Sehl et-Tüsterî şöyle der: 'Âlimin ilmi üç kısımdır:
1- Zahir ilmi; bu ilmi, zahir ehline verir.
2- Batın ilmi; bunu da ancak batından anlayanlara izhar eder. 3- Kendisi ile Allah arasında bulunan ilim ki bu ilmi hiçbir kimseye izhar etmeye me'zun değildir'.

Ariflerin bazıları 'Rubûbiyetle ilgili sırrı ifşa etmek, küfrün ta kendisidir' buyurmuştur.
Bazıları da şöyle dedi: 'Rubûbiyetle ilgili bir sır vardır. Eğer iz-har edilirse, nübüvvet iptal edilir. Nübüvvetin de bir sırrı vardır. Eğer o sır keşfedilirse, ilim iptal edilir. Allah'ı bilen alimlerin de bir sırrı vardır. Eğer o alimler bunu izhar ederlerse ahkam-ı diniyye iptal olunur'.

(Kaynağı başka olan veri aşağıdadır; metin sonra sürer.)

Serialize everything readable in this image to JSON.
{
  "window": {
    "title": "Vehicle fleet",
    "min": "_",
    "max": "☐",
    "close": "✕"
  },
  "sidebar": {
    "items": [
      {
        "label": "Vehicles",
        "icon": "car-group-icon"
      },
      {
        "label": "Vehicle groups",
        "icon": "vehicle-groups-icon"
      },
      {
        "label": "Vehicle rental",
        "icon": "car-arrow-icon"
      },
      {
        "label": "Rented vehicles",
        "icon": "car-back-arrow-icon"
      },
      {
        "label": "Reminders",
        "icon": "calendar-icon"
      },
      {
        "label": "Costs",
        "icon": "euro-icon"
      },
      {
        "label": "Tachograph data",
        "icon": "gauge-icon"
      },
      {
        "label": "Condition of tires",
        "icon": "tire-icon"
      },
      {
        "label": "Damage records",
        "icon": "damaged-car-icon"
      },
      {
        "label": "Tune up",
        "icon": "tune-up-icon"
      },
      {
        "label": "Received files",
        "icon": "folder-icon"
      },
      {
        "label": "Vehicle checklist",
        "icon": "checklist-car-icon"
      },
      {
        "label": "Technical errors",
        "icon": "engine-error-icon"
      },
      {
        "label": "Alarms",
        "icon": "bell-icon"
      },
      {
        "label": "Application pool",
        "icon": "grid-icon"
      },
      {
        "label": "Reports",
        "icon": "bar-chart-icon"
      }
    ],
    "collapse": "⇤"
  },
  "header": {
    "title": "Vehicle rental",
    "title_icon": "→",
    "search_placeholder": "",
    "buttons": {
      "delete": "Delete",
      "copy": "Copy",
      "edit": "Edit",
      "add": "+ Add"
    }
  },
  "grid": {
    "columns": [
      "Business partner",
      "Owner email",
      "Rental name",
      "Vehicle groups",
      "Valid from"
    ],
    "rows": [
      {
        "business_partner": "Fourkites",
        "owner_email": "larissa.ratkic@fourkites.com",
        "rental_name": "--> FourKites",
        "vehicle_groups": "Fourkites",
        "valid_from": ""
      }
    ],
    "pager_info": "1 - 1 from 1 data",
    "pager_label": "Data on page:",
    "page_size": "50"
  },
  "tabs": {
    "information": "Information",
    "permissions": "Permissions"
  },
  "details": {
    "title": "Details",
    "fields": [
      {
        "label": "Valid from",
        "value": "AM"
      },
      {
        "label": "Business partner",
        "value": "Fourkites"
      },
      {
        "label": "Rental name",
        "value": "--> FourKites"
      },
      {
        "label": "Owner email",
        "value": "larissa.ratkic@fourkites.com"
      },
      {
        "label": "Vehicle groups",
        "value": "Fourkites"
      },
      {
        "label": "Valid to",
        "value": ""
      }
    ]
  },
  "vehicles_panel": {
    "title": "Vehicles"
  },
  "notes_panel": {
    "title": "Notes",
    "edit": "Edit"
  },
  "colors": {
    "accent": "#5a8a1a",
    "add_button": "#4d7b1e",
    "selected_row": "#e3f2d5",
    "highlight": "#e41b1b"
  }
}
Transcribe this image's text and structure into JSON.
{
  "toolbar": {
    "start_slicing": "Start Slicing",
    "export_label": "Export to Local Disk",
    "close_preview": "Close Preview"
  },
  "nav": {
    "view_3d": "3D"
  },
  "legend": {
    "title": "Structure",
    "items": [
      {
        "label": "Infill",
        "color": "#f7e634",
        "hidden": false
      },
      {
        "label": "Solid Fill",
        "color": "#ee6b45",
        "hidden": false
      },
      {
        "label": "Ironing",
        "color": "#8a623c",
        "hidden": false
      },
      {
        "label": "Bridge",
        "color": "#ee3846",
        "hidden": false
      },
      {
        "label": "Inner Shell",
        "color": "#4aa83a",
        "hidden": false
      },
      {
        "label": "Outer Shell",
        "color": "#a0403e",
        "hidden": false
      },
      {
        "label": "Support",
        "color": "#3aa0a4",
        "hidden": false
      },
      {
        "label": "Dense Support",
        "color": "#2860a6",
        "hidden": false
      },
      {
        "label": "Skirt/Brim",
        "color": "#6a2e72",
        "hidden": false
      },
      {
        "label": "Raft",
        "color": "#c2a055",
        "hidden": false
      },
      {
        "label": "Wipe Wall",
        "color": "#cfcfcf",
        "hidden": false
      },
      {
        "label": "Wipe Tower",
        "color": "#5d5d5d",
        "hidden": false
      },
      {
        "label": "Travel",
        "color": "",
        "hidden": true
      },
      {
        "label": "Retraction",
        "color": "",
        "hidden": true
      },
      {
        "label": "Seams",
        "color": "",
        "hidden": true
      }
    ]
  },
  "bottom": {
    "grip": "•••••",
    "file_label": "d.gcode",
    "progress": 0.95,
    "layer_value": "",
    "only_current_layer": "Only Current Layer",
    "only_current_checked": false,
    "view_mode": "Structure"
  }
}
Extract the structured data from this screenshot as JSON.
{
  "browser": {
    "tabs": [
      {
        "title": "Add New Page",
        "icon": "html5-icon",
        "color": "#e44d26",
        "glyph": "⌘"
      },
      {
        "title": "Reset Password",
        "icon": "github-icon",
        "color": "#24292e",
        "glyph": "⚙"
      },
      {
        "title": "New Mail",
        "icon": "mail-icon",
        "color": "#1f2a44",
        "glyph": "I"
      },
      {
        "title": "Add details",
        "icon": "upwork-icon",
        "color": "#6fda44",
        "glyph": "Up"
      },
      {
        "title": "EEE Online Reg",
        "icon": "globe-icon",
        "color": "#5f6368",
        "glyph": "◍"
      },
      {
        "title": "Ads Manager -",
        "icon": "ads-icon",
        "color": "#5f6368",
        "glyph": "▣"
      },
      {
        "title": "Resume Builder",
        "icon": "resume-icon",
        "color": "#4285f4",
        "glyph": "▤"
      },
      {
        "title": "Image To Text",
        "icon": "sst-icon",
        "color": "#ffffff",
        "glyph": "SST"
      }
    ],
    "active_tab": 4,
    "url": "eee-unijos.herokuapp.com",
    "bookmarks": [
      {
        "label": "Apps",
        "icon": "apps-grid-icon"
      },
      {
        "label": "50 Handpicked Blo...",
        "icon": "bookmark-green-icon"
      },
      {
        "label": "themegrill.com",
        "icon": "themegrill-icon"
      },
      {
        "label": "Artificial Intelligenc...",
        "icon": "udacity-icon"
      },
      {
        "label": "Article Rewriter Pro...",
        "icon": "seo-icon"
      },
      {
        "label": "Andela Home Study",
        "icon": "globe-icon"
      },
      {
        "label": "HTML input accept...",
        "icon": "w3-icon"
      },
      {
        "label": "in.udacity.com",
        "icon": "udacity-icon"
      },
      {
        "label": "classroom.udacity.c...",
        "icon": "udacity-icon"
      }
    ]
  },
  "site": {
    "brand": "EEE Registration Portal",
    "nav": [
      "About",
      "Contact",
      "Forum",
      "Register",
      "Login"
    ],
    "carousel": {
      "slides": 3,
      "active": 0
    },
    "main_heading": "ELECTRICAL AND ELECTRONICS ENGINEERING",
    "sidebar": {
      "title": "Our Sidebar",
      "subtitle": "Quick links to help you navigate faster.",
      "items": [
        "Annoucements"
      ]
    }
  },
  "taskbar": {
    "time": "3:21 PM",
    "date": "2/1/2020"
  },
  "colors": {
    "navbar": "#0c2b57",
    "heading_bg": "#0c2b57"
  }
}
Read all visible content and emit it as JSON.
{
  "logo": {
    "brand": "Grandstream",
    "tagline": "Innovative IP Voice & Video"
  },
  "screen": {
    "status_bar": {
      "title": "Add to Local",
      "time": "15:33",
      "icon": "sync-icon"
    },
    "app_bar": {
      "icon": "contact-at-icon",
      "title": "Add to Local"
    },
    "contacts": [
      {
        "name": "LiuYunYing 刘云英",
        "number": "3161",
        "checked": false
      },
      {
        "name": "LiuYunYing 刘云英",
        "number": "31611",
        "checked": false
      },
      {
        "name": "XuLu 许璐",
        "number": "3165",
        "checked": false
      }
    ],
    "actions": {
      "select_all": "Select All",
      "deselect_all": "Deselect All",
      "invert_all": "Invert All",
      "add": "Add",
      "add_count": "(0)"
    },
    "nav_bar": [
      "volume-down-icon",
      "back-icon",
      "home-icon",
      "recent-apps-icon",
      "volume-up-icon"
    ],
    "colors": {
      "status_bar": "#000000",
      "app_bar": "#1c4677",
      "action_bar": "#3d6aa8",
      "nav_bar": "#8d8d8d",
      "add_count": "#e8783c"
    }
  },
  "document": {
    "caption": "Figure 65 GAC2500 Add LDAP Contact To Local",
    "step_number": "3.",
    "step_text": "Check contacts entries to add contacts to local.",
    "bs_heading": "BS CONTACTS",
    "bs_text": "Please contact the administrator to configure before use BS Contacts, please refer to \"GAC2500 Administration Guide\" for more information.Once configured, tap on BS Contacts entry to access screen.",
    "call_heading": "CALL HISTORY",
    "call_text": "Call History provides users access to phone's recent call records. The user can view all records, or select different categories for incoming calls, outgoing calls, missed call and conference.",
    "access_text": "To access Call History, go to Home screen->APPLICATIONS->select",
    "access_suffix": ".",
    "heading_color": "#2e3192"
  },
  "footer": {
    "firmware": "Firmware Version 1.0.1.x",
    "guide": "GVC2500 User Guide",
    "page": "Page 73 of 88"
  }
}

Eğer bu sözü söyleyen zat, peygamberliğin, zayıf kimselere verilmeyeceği için iptal olunacağını kastetmemişse bu söz yanlış ve hilaf-ı hakikattir. Sahih ve doğru hüküm şöyledir: O gizli ve rubûbiyetle ilgili sır ile nübüvvet arasında hiçbir şekilde tenakuz mevcut değildir ki, izharı ile nübüvvet iptal edilsin. Kamil insan, kalbindeki nurun marifet ve takva nuruyla çelişmediği ve sönmediği bir kimsedir. Takvanın zirvesi ise nübüvvettir.

Mesele
"Zikrettiğin bu rivayetlerin ve hadîslerin birtakım te'villeri vardır. Bu bakımdan zahir ile batının ihtilafını beyan ediniz. Çünkü eğer batın, zahirle çelişiyorsa, o vakit batında şeriatın iptali sözkonusudur. Bu 'Hakîkat, şeriatın hilafıdır' diyen bir kimsenin iddiasıdır. Böyle bir iddia ise küfrün ta kendisidir. Çünkü şeriatın zahirden, hakikatin ise batından ibaret olduğu iddia ediliyor. Eğer zahir ile batın arasında tenakuz ve ihtilaf yoksa o vakit batın, zahirin ta kendisi demektir. Bu bakımdan ilmin, zahir ve batın olarak taksim edilmesi keyfiyeti de ortadan kalkmış olur. Bu keyfiyet ortadan kalkınca da şeriatın ifşa edilmeyecek herhangi bir sırrı kalmaz. O vakit hafî ile celî (zahir ile batın) aynı şey olur" dersen, bilmiş ol ki, bu sual büyük bir felaketi tahrik etmekte, dolayısıyla insanı, Mükaşefe ilimlerini inkar etmeye sürüklemektedir. Bu da Muamele ilminin maksûdunun dışına çıkmaktır. Halbuki kitabımızın hedefi muamele ilminin dışına çıkmamaktadır. Çünkü daha önce zikrettiğimiz inanç ve akideler, kalbin vazifelerindendir. Biz bu inançları, kalben tasdik ve kabulle mükellefiz; hakikatlere varacak derecede incelemekle mükellef değiliz. Böyle bir mükellefiyet halkın umumuna yüklenmemiştir. Eğer zikredilen inançlar, amel kısmına dahil olmasaydı, onları bu kitaba dersetmezdik. Eğer onlar, kalbin zahiriyle ilgili amellerden olmayıp sadece batını ile alakadar olsalardı, biz onları kitabımızın birinci kısmında irad etmezdik. Hakîkî keşfe gelince: O, kalp sırrının sıfatı ve batınıdır. Fakat hayali, zahir ile batının mütenakız olduklarına dair bu sualde olduğu gibi tahrik etmeye dalındığı zaman bu meseleyi hall u fasl edecek veciz bir kelama ihtiyaç vardır.

'Hakîkat, şeriata muhaliftir veya batın zahire mün'akizdir' diyen bir kimse imandan çok küfre yakındır. Mukarreblerin özelliği bulunan sırlar ki bunları mukarreblerin dışında çoğu kimseler idrak edemez ve işlemeye de yeltenmez.